Первым явились и сели за столик неразлучные Жоржик Иванов, Жоржик Адамович и Николай Оцуп. Иванов — тонкогубый, узкоплечий, жеманный, поигрывал кончиком языка, складывал губы бантиком и на русскую речь приятелей отвечал на французском, шепелявя и помаргивая. Адамович тщился быть серьезным, академичным, но это ему не удавалось: крохотное, собранное в кулачок лицо напоминало мордочку комнатной собачки, злой и хитрющей. Оцуп наблюдал за отражением своим в зеркале, оправлял брюки (упаси боже, от вздутия в коленях!) и наманикюренным ногтем мизинца легонько проводил по лбу. Это был жест Бодлера, Уайльда, Малларме. У Николая Оцупа и у двух Жоржиков был только один непокупной, свой жест: они все трое затыкали уши пальцами, когда слышали пение революционных песен. Выражение их лиц при этом было страдальчески брезгливым.

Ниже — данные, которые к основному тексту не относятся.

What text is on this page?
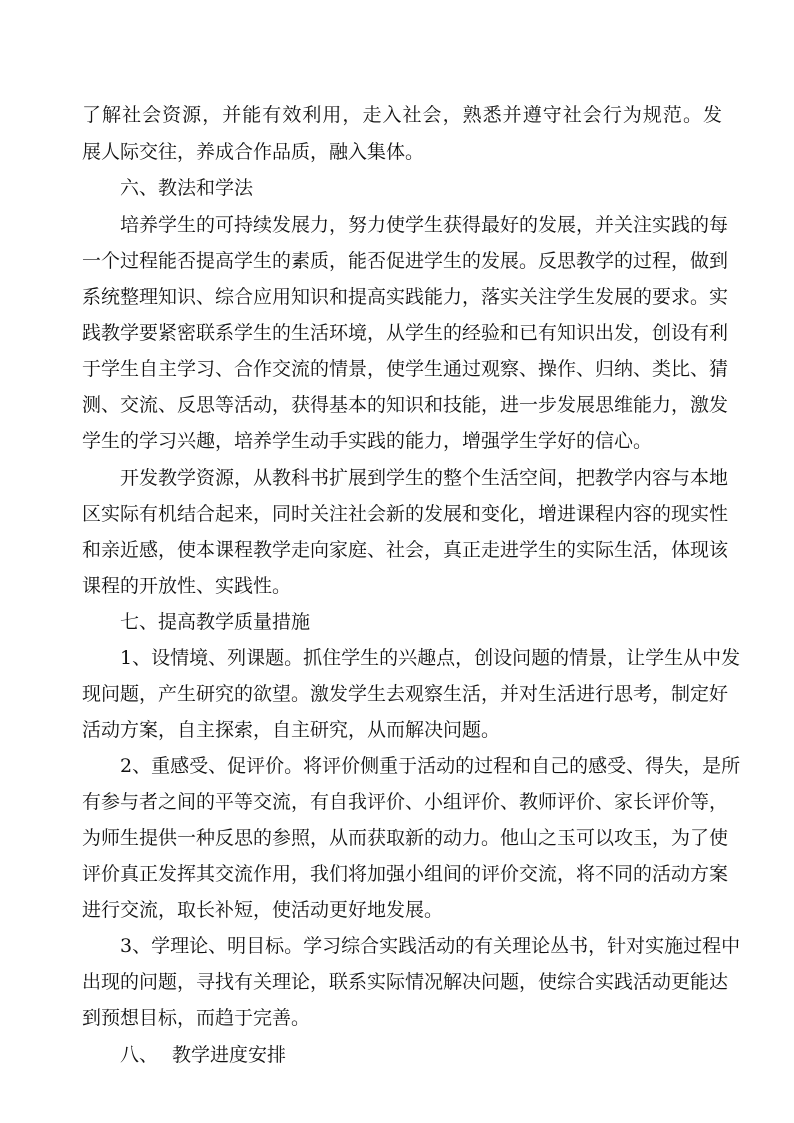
了解社会资源，并能有效利用，走入社会，熟悉并遵守社会行为规范。发
展人际交往，养成合作品质，融入集体。
六、教法和学法
培养学生的可持续发展力，努力使学生获得最好的发展，并关注实践的每
一个过程能否提高学生的素质，能否促进学生的发展。反思教学的过程，做到
系统整理知识、综合应用知识和提高实践能力，落实关注学生发展的要求。实
践教学要紧密联系学生的生活环境，从学生的经验和已有知识出发，创设有利
于学生自主学习、合作交流的情景，使学生通过观察、操作、归纳、类比、猜
测、交流、反思等活动，获得基本的知识和技能，进一步发展思维能力，激发
学生的学习兴趣，培养学生动手实践的能力，增强学生学好的信心。
开发教学资源，从教科书扩展到学生的整个生活空间，把教学内容与本地
区实际有机结合起来，同时关注社会新的发展和变化，增进课程内容的现实性
和亲近感，使本课程教学走向家庭、社会，真正走进学生的实际生活，体现该
课程的开放性、实践性。
七、提高教学质量措施
1、设情境、列课题。抓住学生的兴趣点，创设问题的情景，让学生从中发
现问题，产生研究的欲望。激发学生去观察生活，并对生活进行思考，制定好
活动方案，自主探索，自主研究，从而解决问题。
2、重感受、促评价。将评价侧重于活动的过程和自己的感受、得失，是所
有参与者之间的平等交流，有自我评价、小组评价、教师评价、家长评价等，
为师生提供一种反思的参照，从而获取新的动力。他山之玉可以攻玉，为了使
评价真正发挥其交流作用，我们将加强小组间的评价交流，将不同的活动方案
进行交流，取长补短，使活动更好地发展。
3、学理论、明目标。学习综合实践活动的有关理论丛书，针对实施过程中
出现的问题，寻找有关理论，联系实际情况解决问题，使综合实践活动更能达
到预想目标，而趋于完善。
八、 教学进度安排
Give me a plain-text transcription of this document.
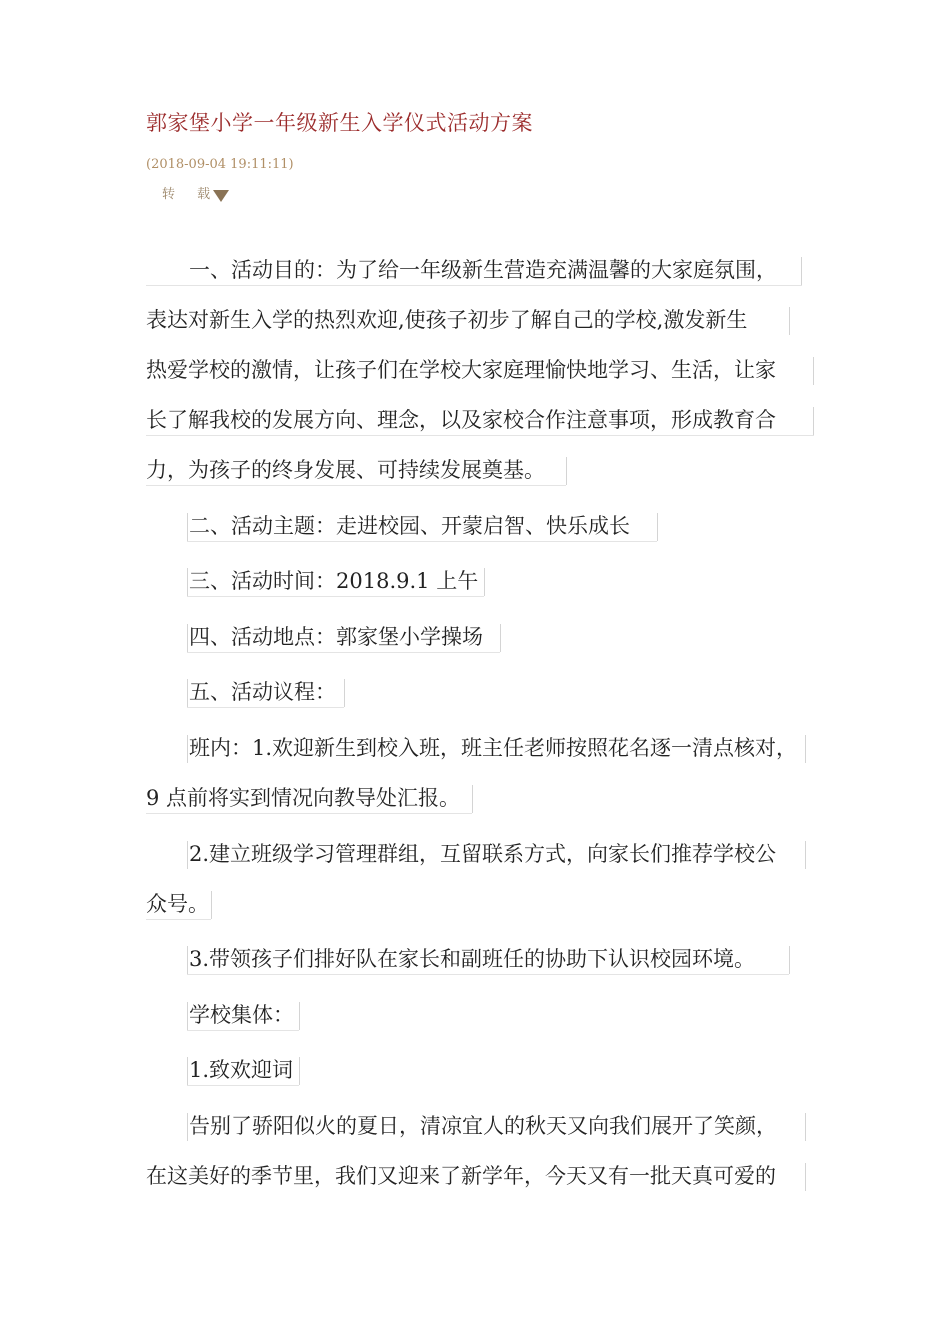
郭家堡小学一年级新生入学仪式活动方案
(2018-09-04 19:11:11)
转 载
一、活动目的：为了给一年级新生营造充满温馨的大家庭氛围，
表达对新生入学的热烈欢迎,使孩子初步了解自己的学校,激发新生
热爱学校的激情，让孩子们在学校大家庭理愉快地学习、生活，让家
长了解我校的发展方向、理念，以及家校合作注意事项，形成教育合
力，为孩子的终身发展、可持续发展奠基。
二、活动主题：走进校园、开蒙启智、快乐成长
三、活动时间：2018.9.1 上午
四、活动地点：郭家堡小学操场
五、活动议程：
班内：1.欢迎新生到校入班，班主任老师按照花名逐一清点核对，
9 点前将实到情况向教导处汇报。
2.建立班级学习管理群组，互留联系方式，向家长们推荐学校公
众号。
3.带领孩子们排好队在家长和副班任的协助下认识校园环境。
学校集体：
1.致欢迎词
告别了骄阳似火的夏日，清凉宜人的秋天又向我们展开了笑颜，
在这美好的季节里，我们又迎来了新学年，今天又有一批天真可爱的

Все трое были розоволицы, нарядно одеты, все трое курили отличные папиросы и с каким-то неподражаемым, завидным шиком целовали руки женщинам, — то одна, то другая подходила к ним, протягивала руки, кокетничала, жеманилась не по-людски. Мордочки у женщин были лисьи, кошачьи. От их чисто вымытых рук и хорошо проглаженных шелковых платьев веяло началом столетия; при взгляде на них нельзя было сказать, что за окном осень восемнадцатого года, гражданская война…
В одиночестве прохаживался Кузмин — сатир в пиджачке и помятых брючках, поэт и переводчик, немножко прозаик и чуточку композитор, скрытно, но от всего сердца ненавидевший и здешних стихослагателей и здешних дам: жен, любовниц, сестер и просто знакомых всех местных Жоржиков и Оцупов.
Черной бабочкой перелетала с места на место Ирина Одоевцева — пышноволосая поэтесса с огромным бантом на затылке, в лаковых туфлях на породистых, длинных ногах. Она всем и каждому (а всех и каждых здесь было много, и кто их звал и зачем они пришли — неведомо) читала свои новые стихи, играла глазами, смеялась, веселилась.
Ахматова — спокойная, сосредоточенная, потаенно наблюдающая за всеми — сидела вдали, у окна, и курила не затягиваясь дешевые папиросы. К ней не подходили, но с уважением невольным кланялись ей и столь же невольно любовались ею. Она сидела как на портрете Натана Альтмана.
Несколько видных поэтов вошли сразу и сразу же разбрелись по комнатам. Группа поэтов вовсе не видных высокомерно переступила порог, и все они поодиночке присосались к видным, дабы все видели и знали.